According to the county Department of Public Health, the settlement money will fund the creation of an “intervention program” to assist families most at risk from the health dangers of lead paint. Los Angeles County will receive $130 million of the overall settlement amount.
“Children are still being poisoned by the lead in paint that these companies sold decades ago,” county Supervisor Janice Hahn said. “This settlement is an overdue victory and will finally allow us to remove lead from homes and protect generations of children to come.”

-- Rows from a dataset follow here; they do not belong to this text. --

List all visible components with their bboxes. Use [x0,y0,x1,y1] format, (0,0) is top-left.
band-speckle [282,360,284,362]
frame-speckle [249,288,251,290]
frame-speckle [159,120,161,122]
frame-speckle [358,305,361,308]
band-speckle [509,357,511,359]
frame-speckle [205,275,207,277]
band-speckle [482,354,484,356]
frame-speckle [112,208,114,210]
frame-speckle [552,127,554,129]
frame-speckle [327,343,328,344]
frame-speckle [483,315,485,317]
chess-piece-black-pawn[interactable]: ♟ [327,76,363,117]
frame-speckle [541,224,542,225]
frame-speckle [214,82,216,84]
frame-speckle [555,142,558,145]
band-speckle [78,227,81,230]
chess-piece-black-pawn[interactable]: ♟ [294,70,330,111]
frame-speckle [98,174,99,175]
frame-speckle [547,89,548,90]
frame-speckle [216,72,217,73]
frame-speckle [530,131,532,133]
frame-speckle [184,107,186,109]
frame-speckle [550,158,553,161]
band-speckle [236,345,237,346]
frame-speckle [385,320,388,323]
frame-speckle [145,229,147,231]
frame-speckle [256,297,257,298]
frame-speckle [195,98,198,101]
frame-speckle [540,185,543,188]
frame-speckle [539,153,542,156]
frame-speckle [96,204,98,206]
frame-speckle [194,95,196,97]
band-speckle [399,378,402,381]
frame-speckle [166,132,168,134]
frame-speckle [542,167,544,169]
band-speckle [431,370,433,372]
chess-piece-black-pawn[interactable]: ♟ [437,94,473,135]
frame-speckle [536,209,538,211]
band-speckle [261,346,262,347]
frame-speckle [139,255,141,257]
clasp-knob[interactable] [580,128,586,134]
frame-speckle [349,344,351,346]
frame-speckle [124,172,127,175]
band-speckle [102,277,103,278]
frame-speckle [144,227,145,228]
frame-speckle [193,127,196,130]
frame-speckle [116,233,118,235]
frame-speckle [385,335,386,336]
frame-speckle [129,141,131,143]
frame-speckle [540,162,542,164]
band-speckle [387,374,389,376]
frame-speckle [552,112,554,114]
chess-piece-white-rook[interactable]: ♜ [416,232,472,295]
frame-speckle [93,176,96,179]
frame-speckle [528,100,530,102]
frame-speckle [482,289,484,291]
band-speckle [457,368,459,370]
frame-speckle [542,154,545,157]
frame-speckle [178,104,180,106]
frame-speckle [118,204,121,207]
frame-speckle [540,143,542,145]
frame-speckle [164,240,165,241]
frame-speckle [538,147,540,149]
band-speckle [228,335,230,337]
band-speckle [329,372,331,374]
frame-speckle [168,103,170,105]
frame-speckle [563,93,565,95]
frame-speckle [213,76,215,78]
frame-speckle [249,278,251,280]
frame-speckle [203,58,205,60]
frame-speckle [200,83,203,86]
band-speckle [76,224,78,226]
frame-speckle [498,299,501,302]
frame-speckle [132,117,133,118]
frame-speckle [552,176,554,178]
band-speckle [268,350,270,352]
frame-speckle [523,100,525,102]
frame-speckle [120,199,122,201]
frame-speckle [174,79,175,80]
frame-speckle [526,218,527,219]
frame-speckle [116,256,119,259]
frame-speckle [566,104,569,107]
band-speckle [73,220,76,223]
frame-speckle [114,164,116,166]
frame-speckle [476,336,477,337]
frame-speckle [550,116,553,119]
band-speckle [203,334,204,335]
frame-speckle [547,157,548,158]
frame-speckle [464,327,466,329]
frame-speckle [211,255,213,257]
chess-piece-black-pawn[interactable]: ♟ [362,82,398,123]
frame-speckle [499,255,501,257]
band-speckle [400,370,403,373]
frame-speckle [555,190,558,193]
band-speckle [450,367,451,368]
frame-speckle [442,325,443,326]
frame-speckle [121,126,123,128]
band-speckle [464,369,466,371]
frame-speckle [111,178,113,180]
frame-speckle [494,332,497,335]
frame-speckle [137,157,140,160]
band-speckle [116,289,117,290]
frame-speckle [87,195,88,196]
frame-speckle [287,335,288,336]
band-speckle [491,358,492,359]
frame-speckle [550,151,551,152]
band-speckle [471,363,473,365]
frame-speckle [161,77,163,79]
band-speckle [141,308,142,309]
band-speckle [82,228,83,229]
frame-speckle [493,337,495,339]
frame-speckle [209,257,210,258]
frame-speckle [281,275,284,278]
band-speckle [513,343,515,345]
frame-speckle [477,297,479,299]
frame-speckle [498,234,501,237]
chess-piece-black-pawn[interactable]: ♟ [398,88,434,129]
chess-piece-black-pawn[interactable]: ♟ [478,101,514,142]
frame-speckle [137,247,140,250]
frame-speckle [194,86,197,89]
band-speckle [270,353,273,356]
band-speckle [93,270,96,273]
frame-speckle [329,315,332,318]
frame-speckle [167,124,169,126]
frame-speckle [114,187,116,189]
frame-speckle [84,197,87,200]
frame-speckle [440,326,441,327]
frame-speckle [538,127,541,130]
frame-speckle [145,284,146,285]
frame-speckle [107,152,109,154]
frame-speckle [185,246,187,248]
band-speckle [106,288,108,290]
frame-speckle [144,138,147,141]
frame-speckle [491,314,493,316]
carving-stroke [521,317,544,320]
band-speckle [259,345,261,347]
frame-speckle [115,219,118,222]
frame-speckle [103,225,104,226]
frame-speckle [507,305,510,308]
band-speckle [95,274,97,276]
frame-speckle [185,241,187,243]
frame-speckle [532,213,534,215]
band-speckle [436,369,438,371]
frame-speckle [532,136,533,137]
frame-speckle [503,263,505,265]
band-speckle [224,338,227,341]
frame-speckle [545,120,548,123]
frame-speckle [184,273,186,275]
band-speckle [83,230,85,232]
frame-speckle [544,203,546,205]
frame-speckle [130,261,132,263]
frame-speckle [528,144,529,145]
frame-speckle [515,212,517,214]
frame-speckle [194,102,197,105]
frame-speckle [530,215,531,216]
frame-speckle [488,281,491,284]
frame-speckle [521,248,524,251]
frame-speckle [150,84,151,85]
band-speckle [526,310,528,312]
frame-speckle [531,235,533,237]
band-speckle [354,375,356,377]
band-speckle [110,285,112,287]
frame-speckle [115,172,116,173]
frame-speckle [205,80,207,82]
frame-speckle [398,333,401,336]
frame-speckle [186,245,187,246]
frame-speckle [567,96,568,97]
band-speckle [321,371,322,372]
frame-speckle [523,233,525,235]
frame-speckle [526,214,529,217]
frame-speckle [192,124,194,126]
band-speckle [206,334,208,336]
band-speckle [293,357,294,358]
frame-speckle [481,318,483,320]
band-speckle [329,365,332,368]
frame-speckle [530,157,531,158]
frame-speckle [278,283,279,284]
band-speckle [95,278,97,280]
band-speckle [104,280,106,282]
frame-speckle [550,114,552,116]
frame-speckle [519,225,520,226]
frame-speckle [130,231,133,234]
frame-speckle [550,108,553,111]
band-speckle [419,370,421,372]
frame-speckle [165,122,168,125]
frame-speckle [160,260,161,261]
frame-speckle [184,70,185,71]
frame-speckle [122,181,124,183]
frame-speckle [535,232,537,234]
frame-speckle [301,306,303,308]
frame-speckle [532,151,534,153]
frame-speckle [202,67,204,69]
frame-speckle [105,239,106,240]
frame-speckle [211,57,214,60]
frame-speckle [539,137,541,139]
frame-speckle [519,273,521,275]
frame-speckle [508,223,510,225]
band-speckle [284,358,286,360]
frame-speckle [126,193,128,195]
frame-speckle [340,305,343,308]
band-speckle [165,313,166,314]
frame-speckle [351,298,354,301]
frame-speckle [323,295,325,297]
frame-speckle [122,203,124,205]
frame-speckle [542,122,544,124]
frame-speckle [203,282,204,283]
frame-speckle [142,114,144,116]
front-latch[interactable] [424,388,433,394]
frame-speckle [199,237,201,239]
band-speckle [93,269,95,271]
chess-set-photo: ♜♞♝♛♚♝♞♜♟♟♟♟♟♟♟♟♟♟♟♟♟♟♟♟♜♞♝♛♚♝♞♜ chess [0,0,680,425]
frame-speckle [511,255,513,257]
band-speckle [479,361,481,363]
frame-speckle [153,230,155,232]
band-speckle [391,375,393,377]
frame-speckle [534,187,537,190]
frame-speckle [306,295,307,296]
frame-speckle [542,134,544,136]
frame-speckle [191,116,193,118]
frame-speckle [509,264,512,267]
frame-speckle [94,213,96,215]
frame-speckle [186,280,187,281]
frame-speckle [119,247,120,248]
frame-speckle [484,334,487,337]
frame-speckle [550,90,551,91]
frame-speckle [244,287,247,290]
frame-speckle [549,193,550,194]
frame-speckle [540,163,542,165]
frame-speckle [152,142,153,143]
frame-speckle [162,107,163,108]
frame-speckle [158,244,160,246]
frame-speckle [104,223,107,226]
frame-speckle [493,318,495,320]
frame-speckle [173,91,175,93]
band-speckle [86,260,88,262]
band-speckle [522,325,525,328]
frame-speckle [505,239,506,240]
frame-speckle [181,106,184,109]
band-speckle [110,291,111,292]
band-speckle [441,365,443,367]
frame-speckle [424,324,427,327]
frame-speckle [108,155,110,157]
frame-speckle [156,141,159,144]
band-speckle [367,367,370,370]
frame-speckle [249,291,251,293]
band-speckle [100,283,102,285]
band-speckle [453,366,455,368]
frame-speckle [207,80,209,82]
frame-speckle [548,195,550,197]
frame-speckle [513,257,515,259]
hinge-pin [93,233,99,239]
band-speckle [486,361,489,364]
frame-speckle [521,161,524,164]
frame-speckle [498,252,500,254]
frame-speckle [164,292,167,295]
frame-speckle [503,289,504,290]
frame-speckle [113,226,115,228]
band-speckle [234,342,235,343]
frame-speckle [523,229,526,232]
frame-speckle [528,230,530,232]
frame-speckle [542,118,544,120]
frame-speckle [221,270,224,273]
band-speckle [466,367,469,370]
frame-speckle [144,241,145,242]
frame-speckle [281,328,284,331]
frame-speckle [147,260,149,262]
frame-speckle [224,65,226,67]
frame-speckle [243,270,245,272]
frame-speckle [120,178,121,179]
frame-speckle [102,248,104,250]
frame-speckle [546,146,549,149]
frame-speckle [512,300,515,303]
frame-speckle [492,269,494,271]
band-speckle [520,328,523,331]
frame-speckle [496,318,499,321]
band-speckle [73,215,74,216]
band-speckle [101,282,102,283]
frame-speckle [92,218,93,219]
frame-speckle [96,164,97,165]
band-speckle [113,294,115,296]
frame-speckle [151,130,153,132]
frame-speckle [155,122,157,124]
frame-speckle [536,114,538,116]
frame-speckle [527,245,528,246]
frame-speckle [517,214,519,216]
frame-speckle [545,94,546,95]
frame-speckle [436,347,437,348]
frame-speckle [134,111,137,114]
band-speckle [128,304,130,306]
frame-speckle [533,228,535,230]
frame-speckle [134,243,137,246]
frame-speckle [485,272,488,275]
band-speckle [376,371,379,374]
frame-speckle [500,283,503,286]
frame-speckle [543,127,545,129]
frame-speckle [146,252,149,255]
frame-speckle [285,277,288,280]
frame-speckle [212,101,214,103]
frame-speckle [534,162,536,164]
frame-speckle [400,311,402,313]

The settlement resolves litigation against Sherwin-Williams, ConAgra and National Lead Co., which is now known as NL Industries, filed by Los Angeles County and the counties of San Francisco, Alameda, San Mateo, Santa Clara, Monterey, Solano and Ventura, along with the cities of Oakland and San Diego.
The companies did not admit any wrongdoing in the settlement. In a statement, Sherwin-Williams continued to call the litigation “unfair, unwarranted and unwise.”
“According to public health officials, enforcement of existing housing laws is the most effective way to address blood lead levels in children and is where effort should be focused -- not on wasteful lawsuits,” according to Sherwin-Williams. “Today's agreement to resolve the litigation also relieves responsible owners of homes with intact lead-based paint of the intrusion of government-mandated inspections and potentially hazardous abatement of well-maintained lead paint.”
In 2014, a judge in Santa Clara ordered the paint companies to establish a $1.15 billion fund for removing lead paint from homes. An appeals court later slashed that amount by roughly 60 percent.
According to the Los Angeles County Department of Public Health, nearly 3,000 children in the county are diagnosed with lead poisoning each year. The Public Health agency plans to partner with the Los Angeles County Development Authority to create a Lead Paint Hazard Mitigation Program targeting older homes with lead paint.
The program will give priority to properties built before 1951 that house low-income families with children under age 6 or pregnant women.
Lead-based paint was banned in 1978.